Now let's locate our model where this function is located. On our case the model is in Simulink so it will be easy to locate since the source code point to the original model.

### Checking with Valgrind

Here we run valgrind(callgrind) on the host machine. It also has the same hotspots compared to the version working on the Juno board. **resnet500_forward_conv_gp**

On the source code we can see that indeed the matrix multiplication part is taking most of the execution time

### First matrix multiplication

On our network the first matrix multiplication A[64x147], B[147x3600]. Running the profiler for a naive implementation running on Juno (CPU).

```
Flat profile:
Each sample counts as 0.01 seconds.
% cumulative self self total
time seconds seconds calls ms/call ms/call name
99.16 0.96 0.96 1 961.87 961.87 matrix_2d_mul_float(float*, float*, float*, int, int, int)
1.03 0.97 0.01 main
0.00 0.97 0.00 2 0.00 0.00 fillRand(float*, int, int, int)
0.00 0.97 0.00 1 0.00 0.00 _GLOBAL__sub_I_num_rows_A
0.00 0.97 0.00 1 0.00 0.00 __static_initialization_and_destruction_0(int, int)
```

Which means that we spend 961.86 milliseconds. If we measure the time with our naive OpenCl implementation this time goes down to 41.4 milliseconds, 23x faster.

### Other matrix multiplication

From the profiler output we detect that the worst case of convolution was the **resnet500_forward_conv_gp**. It involve the im2col operation and a matrix multiplication A[256x2304] with B[2304x64].

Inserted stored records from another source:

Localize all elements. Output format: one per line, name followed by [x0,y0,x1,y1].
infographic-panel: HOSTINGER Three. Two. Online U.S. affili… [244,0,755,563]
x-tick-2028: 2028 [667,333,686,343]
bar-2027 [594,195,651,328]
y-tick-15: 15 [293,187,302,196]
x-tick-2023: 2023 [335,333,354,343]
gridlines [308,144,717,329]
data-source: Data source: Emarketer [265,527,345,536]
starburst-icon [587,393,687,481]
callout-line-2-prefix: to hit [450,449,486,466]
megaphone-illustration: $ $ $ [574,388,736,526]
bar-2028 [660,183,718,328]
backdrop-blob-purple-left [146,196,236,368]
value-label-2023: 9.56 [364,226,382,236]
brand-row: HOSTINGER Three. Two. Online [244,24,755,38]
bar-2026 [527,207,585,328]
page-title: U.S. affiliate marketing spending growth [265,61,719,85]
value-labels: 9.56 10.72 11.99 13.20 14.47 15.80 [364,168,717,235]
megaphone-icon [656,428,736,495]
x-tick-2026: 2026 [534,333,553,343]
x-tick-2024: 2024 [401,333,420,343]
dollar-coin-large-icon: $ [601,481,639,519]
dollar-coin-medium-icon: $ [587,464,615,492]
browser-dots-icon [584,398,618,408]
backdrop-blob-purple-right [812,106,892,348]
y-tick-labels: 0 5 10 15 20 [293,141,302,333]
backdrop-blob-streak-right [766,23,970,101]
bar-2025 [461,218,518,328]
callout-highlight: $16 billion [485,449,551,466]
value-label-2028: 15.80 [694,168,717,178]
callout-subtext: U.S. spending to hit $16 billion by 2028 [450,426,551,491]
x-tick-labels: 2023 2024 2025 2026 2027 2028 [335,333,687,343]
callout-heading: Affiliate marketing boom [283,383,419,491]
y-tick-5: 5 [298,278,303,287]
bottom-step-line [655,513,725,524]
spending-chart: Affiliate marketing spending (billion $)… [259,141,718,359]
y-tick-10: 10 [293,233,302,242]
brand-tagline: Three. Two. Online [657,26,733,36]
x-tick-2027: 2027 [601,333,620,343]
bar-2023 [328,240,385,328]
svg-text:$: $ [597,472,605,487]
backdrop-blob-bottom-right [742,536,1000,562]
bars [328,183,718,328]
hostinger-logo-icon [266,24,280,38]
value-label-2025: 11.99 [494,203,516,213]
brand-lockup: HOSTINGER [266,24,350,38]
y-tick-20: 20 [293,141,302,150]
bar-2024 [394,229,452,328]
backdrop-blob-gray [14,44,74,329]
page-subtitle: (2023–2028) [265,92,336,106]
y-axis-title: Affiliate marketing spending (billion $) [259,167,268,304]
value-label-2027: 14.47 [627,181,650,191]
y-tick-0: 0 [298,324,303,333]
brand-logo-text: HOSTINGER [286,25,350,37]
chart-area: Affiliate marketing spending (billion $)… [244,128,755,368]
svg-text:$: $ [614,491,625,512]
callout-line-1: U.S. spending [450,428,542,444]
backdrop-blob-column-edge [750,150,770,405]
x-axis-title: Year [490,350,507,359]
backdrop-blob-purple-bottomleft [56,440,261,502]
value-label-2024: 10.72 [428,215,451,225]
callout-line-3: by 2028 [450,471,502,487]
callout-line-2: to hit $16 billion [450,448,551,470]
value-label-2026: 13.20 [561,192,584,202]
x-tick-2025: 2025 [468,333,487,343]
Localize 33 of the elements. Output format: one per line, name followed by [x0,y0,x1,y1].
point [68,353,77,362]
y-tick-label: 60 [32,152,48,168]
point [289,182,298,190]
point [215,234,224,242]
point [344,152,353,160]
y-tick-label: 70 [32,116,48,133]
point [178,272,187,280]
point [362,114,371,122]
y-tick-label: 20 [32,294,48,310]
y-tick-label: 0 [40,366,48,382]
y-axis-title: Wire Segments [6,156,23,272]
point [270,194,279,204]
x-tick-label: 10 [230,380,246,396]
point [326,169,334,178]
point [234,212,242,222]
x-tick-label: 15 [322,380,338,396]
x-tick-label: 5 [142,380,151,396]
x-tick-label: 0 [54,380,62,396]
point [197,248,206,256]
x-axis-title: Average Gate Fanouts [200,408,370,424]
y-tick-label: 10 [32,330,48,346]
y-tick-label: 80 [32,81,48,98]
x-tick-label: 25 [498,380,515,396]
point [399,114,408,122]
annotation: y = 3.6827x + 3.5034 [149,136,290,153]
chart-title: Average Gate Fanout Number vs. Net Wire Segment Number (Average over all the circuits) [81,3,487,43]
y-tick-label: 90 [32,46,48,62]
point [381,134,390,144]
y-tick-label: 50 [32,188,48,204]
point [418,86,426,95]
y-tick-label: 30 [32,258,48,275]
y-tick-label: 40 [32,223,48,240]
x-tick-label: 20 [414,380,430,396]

Just the matrix multiplication takes 46ms which is already 12x faster than pure CPU.

```
Multiplying 2 matrices A[256,2304] * B[2304,64]
Size in bytes A: 2359296
Size in bytes B: 589824
Size in bytes C: 65536
Initializing OpenCL device...
Compiling OpenCL kernel...
Global size[256, 64]
Matrix multiplication done 0
Matrix multiplication done 1
Matrix multiplication done 2
Matrix multiplication done 3
Matrix multiplication done 4
Matrix multiplication done 5
Matrix multiplication done 6
Matrix multiplication done 7
Matrix multiplication done 8
Matrix multiplication done 9
Kernel Execution time = 45.749 ms
```

## What to do now.

So we know that our hotspot is on the convolution side. So we're going to create a simper model only with the worst case convolution (**resnet500_forward_conv_gp**).
From there we will look where to improve.